Now I know we can debate the difference between ‘performance’ and ‘standards’ but can it really be argued that standards and expectations stagnated or fell between the years Cameron is talking about? We all know that benchmarks change as targets get achieved and although this can be frustrating as it feels like goalposts are always changing – the flip side to this is that as we get better our expectations of what we can do next must also rise. The increase in rigour in school’s assessment and the development of pedagogy through the Literacy and Numeracy framework strategies during Labour’s time in government highlight quite significantly that the judgement that schools were operating under ‘bargain basement expectations’ is not only insulting but is an example of political showboating that Cameron should feel ashamed of and be made to apologise for.
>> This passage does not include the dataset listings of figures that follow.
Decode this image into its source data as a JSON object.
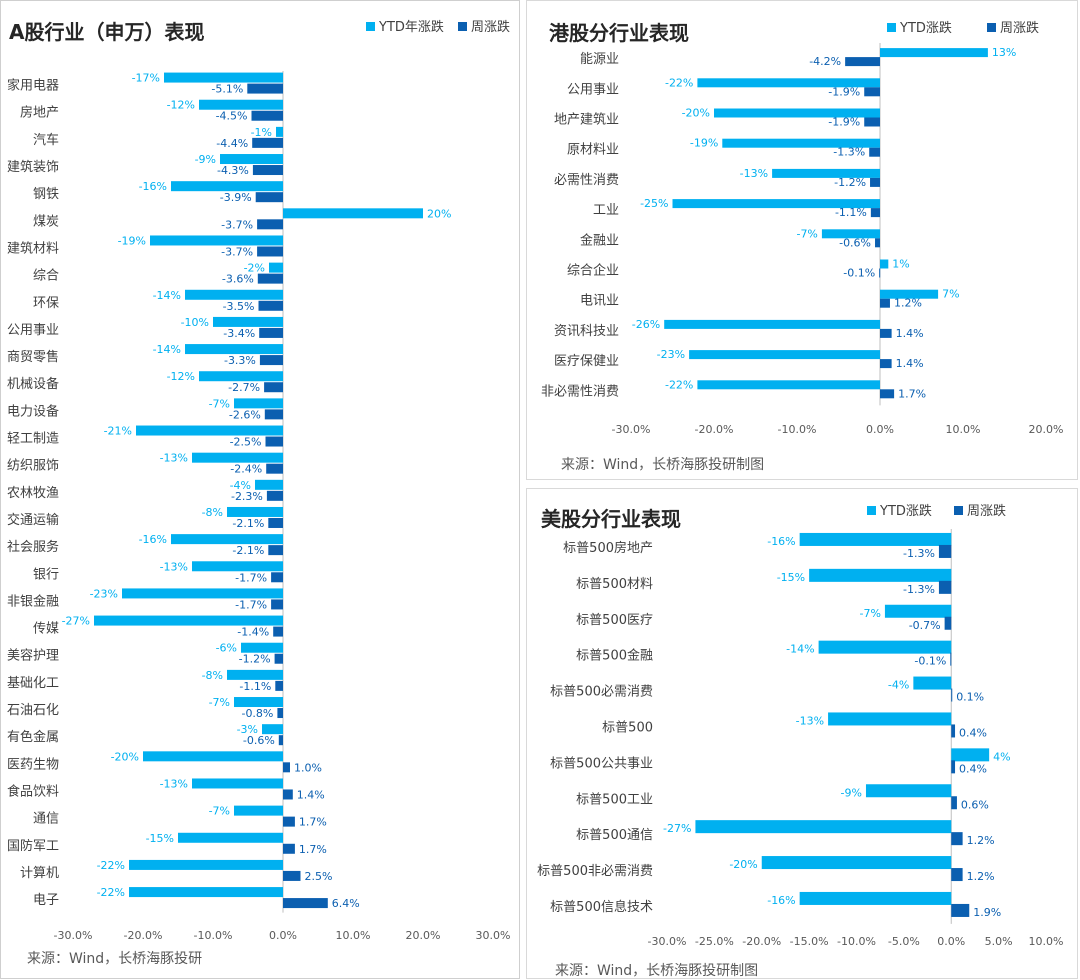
{
  "colors": {
    "ytd": "#00b0f0",
    "week": "#0b5fb0",
    "axis": "#d9d9d9"
  },
  "chart_data": [
    {
      "type": "bar",
      "title": "A股行业（申万）表现",
      "legend": [
        "YTD年涨跌",
        "周涨跌"
      ],
      "source": "来源：Wind，长桥海豚投研",
      "xticks": [
        "-30.0%",
        "-20.0%",
        "-10.0%",
        "0.0%",
        "10.0%",
        "20.0%",
        "30.0%"
      ],
      "xlim": [
        -30,
        30
      ],
      "categories": [
        "家用电器",
        "房地产",
        "汽车",
        "建筑装饰",
        "钢铁",
        "煤炭",
        "建筑材料",
        "综合",
        "环保",
        "公用事业",
        "商贸零售",
        "机械设备",
        "电力设备",
        "轻工制造",
        "纺织服饰",
        "农林牧渔",
        "交通运输",
        "社会服务",
        "银行",
        "非银金融",
        "传媒",
        "美容护理",
        "基础化工",
        "石油石化",
        "有色金属",
        "医药生物",
        "食品饮料",
        "通信",
        "国防军工",
        "计算机",
        "电子"
      ],
      "series": [
        {
          "name": "YTD年涨跌",
          "values": [
            -17,
            -12,
            -1,
            -9,
            -16,
            20,
            -19,
            -2,
            -14,
            -10,
            -14,
            -12,
            -7,
            -21,
            -13,
            -4,
            -8,
            -16,
            -13,
            -23,
            -27,
            -6,
            -8,
            -7,
            -3,
            -20,
            -13,
            -7,
            -15,
            -22,
            -22
          ],
          "labels": [
            "-17%",
            "-12%",
            "-1%",
            "-9%",
            "-16%",
            "20%",
            "-19%",
            "-2%",
            "-14%",
            "-10%",
            "-14%",
            "-12%",
            "-7%",
            "-21%",
            "-13%",
            "-4%",
            "-8%",
            "-16%",
            "-13%",
            "-23%",
            "-27%",
            "-6%",
            "-8%",
            "-7%",
            "-3%",
            "-20%",
            "-13%",
            "-7%",
            "-15%",
            "-22%",
            "-22%"
          ]
        },
        {
          "name": "周涨跌",
          "values": [
            -5.1,
            -4.5,
            -4.4,
            -4.3,
            -3.9,
            -3.7,
            -3.7,
            -3.6,
            -3.5,
            -3.4,
            -3.3,
            -2.7,
            -2.6,
            -2.5,
            -2.4,
            -2.3,
            -2.1,
            -2.1,
            -1.7,
            -1.7,
            -1.4,
            -1.2,
            -1.1,
            -0.8,
            -0.6,
            1.0,
            1.4,
            1.7,
            1.7,
            2.5,
            6.4
          ],
          "labels": [
            "-5.1%",
            "-4.5%",
            "-4.4%",
            "-4.3%",
            "-3.9%",
            "-3.7%",
            "-3.7%",
            "-3.6%",
            "-3.5%",
            "-3.4%",
            "-3.3%",
            "-2.7%",
            "-2.6%",
            "-2.5%",
            "-2.4%",
            "-2.3%",
            "-2.1%",
            "-2.1%",
            "-1.7%",
            "-1.7%",
            "-1.4%",
            "-1.2%",
            "-1.1%",
            "-0.8%",
            "-0.6%",
            "1.0%",
            "1.4%",
            "1.7%",
            "1.7%",
            "2.5%",
            "6.4%"
          ]
        }
      ]
    },
    {
      "type": "bar",
      "title": "港股分行业表现",
      "legend": [
        "YTD涨跌",
        "周涨跌"
      ],
      "source": "来源：Wind，长桥海豚投研制图",
      "xticks": [
        "-30.0%",
        "-20.0%",
        "-10.0%",
        "0.0%",
        "10.0%",
        "20.0%"
      ],
      "xlim": [
        -30,
        20
      ],
      "categories": [
        "能源业",
        "公用事业",
        "地产建筑业",
        "原材料业",
        "必需性消费",
        "工业",
        "金融业",
        "综合企业",
        "电讯业",
        "资讯科技业",
        "医疗保健业",
        "非必需性消费"
      ],
      "series": [
        {
          "name": "YTD涨跌",
          "values": [
            13,
            -22,
            -20,
            -19,
            -13,
            -25,
            -7,
            1,
            7,
            -26,
            -23,
            -22
          ],
          "labels": [
            "13%",
            "-22%",
            "-20%",
            "-19%",
            "-13%",
            "-25%",
            "-7%",
            "1%",
            "7%",
            "-26%",
            "-23%",
            "-22%"
          ]
        },
        {
          "name": "周涨跌",
          "values": [
            -4.2,
            -1.9,
            -1.9,
            -1.3,
            -1.2,
            -1.1,
            -0.6,
            -0.1,
            1.2,
            1.4,
            1.4,
            1.7
          ],
          "labels": [
            "-4.2%",
            "-1.9%",
            "-1.9%",
            "-1.3%",
            "-1.2%",
            "-1.1%",
            "-0.6%",
            "-0.1%",
            "1.2%",
            "1.4%",
            "1.4%",
            "1.7%"
          ]
        }
      ]
    },
    {
      "type": "bar",
      "title": "美股分行业表现",
      "legend": [
        "YTD涨跌",
        "周涨跌"
      ],
      "source": "来源：Wind，长桥海豚投研制图",
      "xticks": [
        "-30.0%",
        "-25.0%",
        "-20.0%",
        "-15.0%",
        "-10.0%",
        "-5.0%",
        "0.0%",
        "5.0%",
        "10.0%"
      ],
      "xlim": [
        -30,
        10
      ],
      "categories": [
        "标普500房地产",
        "标普500材料",
        "标普500医疗",
        "标普500金融",
        "标普500必需消费",
        "标普500",
        "标普500公共事业",
        "标普500工业",
        "标普500通信",
        "标普500非必需消费",
        "标普500信息技术"
      ],
      "series": [
        {
          "name": "YTD涨跌",
          "values": [
            -16,
            -15,
            -7,
            -14,
            -4,
            -13,
            4,
            -9,
            -27,
            -20,
            -16
          ],
          "labels": [
            "-16%",
            "-15%",
            "-7%",
            "-14%",
            "-4%",
            "-13%",
            "4%",
            "-9%",
            "-27%",
            "-20%",
            "-16%"
          ]
        },
        {
          "name": "周涨跌",
          "values": [
            -1.3,
            -1.3,
            -0.7,
            -0.1,
            0.1,
            0.4,
            0.4,
            0.6,
            1.2,
            1.2,
            1.9
          ],
          "labels": [
            "-1.3%",
            "-1.3%",
            "-0.7%",
            "-0.1%",
            "0.1%",
            "0.4%",
            "0.4%",
            "0.6%",
            "1.2%",
            "1.2%",
            "1.9%"
          ]
        }
      ]
    }
  ]
}
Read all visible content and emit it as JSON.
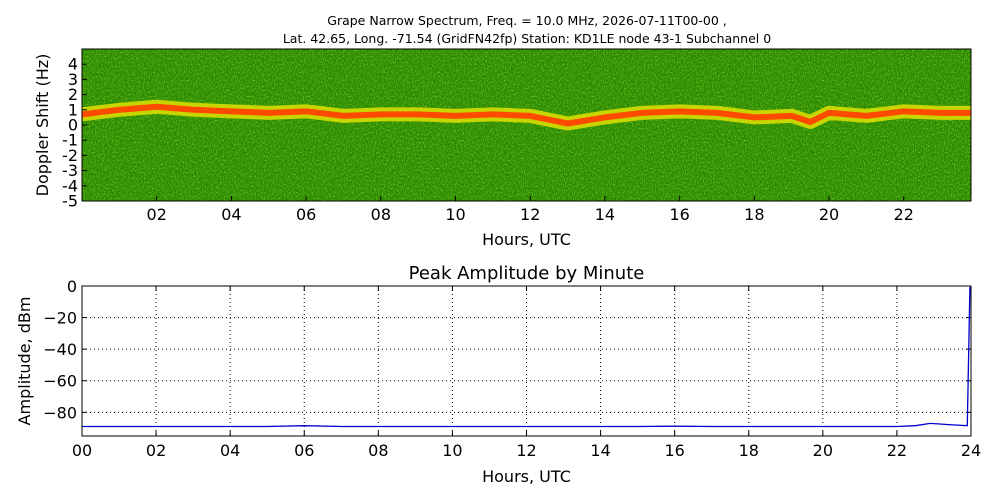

Now what about operating schools like ‘pushy parents.’ On the one hand what a clever analogy for illustrating to schools how much they should want the children in their care to achieve. On the other hand: what a mind-bogglingly stupid thing to say-for two reasons. Firstly the thought that schools don’t do everything they can to capitalise opportunities for their pupils to support their educational development shows an innate lack of understanding of how schools operate. Secondly, it actually doesn’t work as the Free Schools are showing us. The Free School movement which gave those pushy parents who thought they could set up a school the chance to do so has been rather embarrassed recently thanks to Michael Wilshaw’s exacting standards. The first three of nine have been judged ‘not good enough’ by Ofsted-not a great start is it? Who appointed those Head Teachers? Who set the expectations for these schools so low? Maybe the individualistic mind-set of a pushy parent is not the best way to strategically lead an entire organisation but who am I to judge…I’m just a professional.
Finally, the proposed national curriculum. I am not going to repeat things I have said about what I think about the new curriculum. Instead I will share a critique of the 1988 Conservative government’s first national curriculum:
The National Curriculum was written by a government quango: teachers had virtually no say in its design or construction. It was almost entirely content-based. Dennis Lawton, of the University of London Institute of Education, described it as the reincarnation of the 1904 Secondary Regulations.
It was huge and therefore unmanageable, especially at the primary level, and its introduction resulted in a significant drop in reading standards. It divided the curriculum up into discrete subjects, making integrated ‘topic’ and ‘project’ work difficult if not impossible. But perhaps the most damaging outcome of it was that it prevented teachers and schools from being curriculum innovators and demoted them to curriculum ‘deliverers’.
It seems incredible that the parallels are so striking and yet numbingly inevitable. The lack of insight, perspective and educational input seems to fly in the face of ‘aspiration nation’ and shows it up for the hollow phraseology it is. For a government that seems to place a lot of significance on knowing the history of this country it seems rather pitiful that with their own short-sighted views of education they are clearly in danger of repeating it.